La priorità per le aziende, secondo Falasca, dovrebbe essere staccarsi da quella che definisce «ossessione» per il dato normativo: «L’importante è sapere che prima o poi il regime semplificato terminerà e sarà necessario un accordo individuale. In quest’ottica, bisogna prendere lo strumento per quello che è: una forma di organizzazione del lavoro che richiede che alcuni elementi siano al loro posto. Tre su tutti: la possibilità di alternare lavoro in ufficio e lavoro da remoto; la fiducia verso i dipendenti, essenziale per evitare forme di controllo sgradevoli per tutti; e il lavoro per obiettivi piuttosto che per “pacchetti di ore”». Alla base di queste rilevazioni c’è però una verità inconfutabile: l’essere state costrette per due anni a concedere lo smart working ai propri dipendenti ha dato a molte aziende l’illusione di essere pronte ad implementarlo in pianta stabile, quando in realtà non è così: «Se riportassimo le lancette al 23 febbraio 2020, ricorderemmo che all’epoca ad interessarsi allo smart working erano in pochi, e a praticarlo effettivamente ancora meno» ammette Falasca.
LE FASI
E allora facciamolo, questo salto all’indietro. Con la testimonianza di Valeria Morosini, socia di Toffoletto De Luca Tamajo, che lavora al “prodotto smart working” da ben prima che questa modalità di esecuzione della prestazione lavorativa fosse disciplinata in Italia, e che scandisce le “fasi normative” che lo strumento ha vissuto nel nostro paese .
«Anche prima della legge che ha regolato lo smart working nel 2017, c’erano multinazionali che praticavano il lavoro da remoto» racconta Morosini. In questa fase “pre-normativa”, lo smart working «pur non essendo ovviamente illegale, presentava una serie di difficoltà tecniche relative a temi quali orari di lavoro, gestione ferie, permessi e altri aspetti pratici complessi”. Aspetti affrontati e risolti dalla legge del 2017, che però secondo l’avvocato «è stata inizialmente poco sfruttata. Mentre le aziende americane non aspettavano altro, le realtà italiane non si sono mostrate subito interessate e pronte a recepire la novità».
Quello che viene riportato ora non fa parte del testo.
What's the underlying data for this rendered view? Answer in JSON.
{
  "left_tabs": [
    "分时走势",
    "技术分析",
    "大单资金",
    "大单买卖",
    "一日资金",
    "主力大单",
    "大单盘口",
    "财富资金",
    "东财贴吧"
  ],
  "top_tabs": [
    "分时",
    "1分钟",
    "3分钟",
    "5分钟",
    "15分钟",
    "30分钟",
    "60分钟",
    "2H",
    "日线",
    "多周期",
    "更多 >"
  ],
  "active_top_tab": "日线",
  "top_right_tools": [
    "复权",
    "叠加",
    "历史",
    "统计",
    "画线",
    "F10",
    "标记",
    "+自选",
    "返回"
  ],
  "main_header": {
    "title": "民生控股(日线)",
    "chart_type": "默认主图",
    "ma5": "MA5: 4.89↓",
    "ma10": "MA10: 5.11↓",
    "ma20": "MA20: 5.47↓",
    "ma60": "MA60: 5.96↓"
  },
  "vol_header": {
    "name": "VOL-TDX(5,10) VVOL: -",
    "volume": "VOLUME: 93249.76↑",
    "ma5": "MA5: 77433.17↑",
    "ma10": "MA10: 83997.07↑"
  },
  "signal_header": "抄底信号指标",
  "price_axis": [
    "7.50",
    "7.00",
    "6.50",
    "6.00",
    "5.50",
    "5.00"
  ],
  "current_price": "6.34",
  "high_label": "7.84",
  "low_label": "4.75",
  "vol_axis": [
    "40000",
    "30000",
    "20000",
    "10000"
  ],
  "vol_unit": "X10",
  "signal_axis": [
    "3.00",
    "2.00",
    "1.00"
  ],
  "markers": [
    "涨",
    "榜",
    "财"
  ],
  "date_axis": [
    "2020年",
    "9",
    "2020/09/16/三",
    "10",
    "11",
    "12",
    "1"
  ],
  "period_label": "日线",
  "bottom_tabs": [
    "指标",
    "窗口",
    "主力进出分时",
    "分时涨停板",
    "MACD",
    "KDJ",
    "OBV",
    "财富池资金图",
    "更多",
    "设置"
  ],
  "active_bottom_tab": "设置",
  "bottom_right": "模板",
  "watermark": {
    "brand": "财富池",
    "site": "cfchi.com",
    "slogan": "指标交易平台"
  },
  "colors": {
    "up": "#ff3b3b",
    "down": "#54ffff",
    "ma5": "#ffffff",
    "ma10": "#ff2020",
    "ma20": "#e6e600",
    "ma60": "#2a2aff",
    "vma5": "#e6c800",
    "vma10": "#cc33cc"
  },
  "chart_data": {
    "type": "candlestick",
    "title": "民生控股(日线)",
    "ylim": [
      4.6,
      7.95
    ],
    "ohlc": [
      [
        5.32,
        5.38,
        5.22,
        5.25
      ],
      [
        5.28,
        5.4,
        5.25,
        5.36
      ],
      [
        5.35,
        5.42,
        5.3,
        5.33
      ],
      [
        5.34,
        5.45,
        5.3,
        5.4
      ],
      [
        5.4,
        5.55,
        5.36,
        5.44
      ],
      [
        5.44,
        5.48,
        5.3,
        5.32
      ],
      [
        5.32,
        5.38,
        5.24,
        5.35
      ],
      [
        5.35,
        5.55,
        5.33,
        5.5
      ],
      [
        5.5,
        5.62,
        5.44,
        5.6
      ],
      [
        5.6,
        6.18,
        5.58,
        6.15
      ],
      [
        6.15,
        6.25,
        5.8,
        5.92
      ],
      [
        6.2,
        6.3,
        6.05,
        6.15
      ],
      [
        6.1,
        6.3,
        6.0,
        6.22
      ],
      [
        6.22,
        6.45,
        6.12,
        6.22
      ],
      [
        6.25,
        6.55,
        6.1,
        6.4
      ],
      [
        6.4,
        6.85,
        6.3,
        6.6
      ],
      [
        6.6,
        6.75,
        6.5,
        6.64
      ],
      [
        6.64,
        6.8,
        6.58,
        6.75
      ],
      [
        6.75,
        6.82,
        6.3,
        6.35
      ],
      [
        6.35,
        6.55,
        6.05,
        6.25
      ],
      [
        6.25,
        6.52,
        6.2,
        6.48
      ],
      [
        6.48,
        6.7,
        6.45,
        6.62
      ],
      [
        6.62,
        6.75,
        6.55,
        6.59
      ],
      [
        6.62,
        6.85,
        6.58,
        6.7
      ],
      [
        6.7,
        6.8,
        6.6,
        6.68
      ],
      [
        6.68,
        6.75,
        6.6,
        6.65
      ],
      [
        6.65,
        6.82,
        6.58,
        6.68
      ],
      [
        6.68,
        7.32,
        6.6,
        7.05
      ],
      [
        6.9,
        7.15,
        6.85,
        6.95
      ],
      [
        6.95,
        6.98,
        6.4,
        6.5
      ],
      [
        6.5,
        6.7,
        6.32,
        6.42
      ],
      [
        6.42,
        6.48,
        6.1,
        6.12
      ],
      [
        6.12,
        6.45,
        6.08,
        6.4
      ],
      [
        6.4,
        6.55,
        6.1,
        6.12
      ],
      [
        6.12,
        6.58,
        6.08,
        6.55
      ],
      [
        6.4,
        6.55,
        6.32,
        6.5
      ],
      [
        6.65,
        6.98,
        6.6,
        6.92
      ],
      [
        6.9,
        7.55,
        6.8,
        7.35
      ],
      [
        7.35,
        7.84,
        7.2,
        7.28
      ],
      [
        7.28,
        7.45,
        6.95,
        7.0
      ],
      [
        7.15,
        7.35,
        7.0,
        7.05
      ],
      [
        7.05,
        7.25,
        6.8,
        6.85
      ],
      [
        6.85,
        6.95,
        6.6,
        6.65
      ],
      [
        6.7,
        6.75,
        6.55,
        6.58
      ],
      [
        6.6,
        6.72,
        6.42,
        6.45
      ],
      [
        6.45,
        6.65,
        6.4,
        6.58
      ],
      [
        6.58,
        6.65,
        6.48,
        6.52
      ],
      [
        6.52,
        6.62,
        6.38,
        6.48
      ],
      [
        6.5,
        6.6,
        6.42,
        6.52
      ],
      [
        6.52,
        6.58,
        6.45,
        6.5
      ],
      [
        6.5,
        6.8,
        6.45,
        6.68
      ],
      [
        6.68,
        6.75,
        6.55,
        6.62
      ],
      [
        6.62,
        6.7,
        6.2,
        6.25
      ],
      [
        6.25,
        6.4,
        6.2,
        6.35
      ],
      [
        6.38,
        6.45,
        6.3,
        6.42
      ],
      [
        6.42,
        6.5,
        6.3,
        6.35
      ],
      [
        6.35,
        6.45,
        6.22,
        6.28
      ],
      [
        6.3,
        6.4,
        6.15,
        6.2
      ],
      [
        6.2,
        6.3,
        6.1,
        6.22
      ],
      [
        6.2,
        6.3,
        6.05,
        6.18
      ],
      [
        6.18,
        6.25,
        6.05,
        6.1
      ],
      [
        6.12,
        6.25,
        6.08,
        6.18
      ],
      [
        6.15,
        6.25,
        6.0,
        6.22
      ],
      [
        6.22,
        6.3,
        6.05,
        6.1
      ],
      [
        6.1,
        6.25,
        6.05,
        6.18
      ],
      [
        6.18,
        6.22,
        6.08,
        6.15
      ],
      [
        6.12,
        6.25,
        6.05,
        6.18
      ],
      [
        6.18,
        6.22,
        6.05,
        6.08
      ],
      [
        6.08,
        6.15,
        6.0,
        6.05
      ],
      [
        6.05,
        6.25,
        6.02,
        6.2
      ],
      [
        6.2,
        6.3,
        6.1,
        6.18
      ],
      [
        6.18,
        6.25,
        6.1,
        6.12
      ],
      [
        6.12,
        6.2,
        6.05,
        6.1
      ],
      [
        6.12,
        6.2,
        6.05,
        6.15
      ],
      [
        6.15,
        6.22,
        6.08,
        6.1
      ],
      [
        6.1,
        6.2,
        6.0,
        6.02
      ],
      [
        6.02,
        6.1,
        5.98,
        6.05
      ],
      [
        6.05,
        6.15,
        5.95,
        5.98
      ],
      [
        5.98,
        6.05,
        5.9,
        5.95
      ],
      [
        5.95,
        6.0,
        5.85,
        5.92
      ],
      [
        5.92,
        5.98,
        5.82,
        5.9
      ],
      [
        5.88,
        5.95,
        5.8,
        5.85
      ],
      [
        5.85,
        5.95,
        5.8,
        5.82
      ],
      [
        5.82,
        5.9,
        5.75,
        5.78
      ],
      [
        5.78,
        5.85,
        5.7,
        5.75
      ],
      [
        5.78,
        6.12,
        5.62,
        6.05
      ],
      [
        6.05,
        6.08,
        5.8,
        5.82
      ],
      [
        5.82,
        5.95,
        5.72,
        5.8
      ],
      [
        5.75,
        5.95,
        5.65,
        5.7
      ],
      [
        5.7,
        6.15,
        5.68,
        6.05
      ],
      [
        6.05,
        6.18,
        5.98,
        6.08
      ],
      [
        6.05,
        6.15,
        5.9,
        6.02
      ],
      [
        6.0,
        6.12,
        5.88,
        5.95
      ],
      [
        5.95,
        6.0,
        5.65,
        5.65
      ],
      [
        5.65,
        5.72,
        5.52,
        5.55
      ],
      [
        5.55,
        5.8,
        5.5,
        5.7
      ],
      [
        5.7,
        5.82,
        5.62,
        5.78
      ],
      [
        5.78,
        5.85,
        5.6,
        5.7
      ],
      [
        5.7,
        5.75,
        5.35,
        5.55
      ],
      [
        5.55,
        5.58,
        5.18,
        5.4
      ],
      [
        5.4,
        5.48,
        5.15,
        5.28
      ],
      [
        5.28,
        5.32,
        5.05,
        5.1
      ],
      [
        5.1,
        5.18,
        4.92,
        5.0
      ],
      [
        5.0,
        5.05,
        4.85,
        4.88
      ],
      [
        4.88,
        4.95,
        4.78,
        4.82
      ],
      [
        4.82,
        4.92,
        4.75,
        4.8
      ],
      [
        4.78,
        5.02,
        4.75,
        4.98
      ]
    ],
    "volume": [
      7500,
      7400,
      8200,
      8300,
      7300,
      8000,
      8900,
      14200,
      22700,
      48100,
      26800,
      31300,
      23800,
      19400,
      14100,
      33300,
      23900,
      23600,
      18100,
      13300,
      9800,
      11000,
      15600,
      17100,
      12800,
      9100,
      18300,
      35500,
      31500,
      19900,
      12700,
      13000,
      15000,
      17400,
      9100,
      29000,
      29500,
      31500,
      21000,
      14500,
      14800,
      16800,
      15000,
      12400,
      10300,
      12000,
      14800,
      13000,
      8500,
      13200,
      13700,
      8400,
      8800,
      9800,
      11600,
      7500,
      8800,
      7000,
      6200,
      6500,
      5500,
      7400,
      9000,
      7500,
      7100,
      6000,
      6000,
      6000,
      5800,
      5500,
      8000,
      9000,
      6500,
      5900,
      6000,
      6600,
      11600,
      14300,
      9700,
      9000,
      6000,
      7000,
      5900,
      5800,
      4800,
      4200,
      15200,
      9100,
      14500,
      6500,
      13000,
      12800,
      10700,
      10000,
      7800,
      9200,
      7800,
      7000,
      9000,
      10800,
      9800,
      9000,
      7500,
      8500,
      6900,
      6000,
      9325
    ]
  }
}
L’arrivo della pandemia coincide con l’avvento del regime semplificato: «Si è trattato di una semplificazione, ma anche di una forzatura. Perché è “lavoro agile disposto unilateralmente”, ma è chiaro che non si può parlare di lavoro agile se si è bloccati a casa: il lavoro agile presuppone l’alternanza prestazione all’interno e all’esterno dei locali aziendali. Quello emergenziale aveva alcuni elementi in …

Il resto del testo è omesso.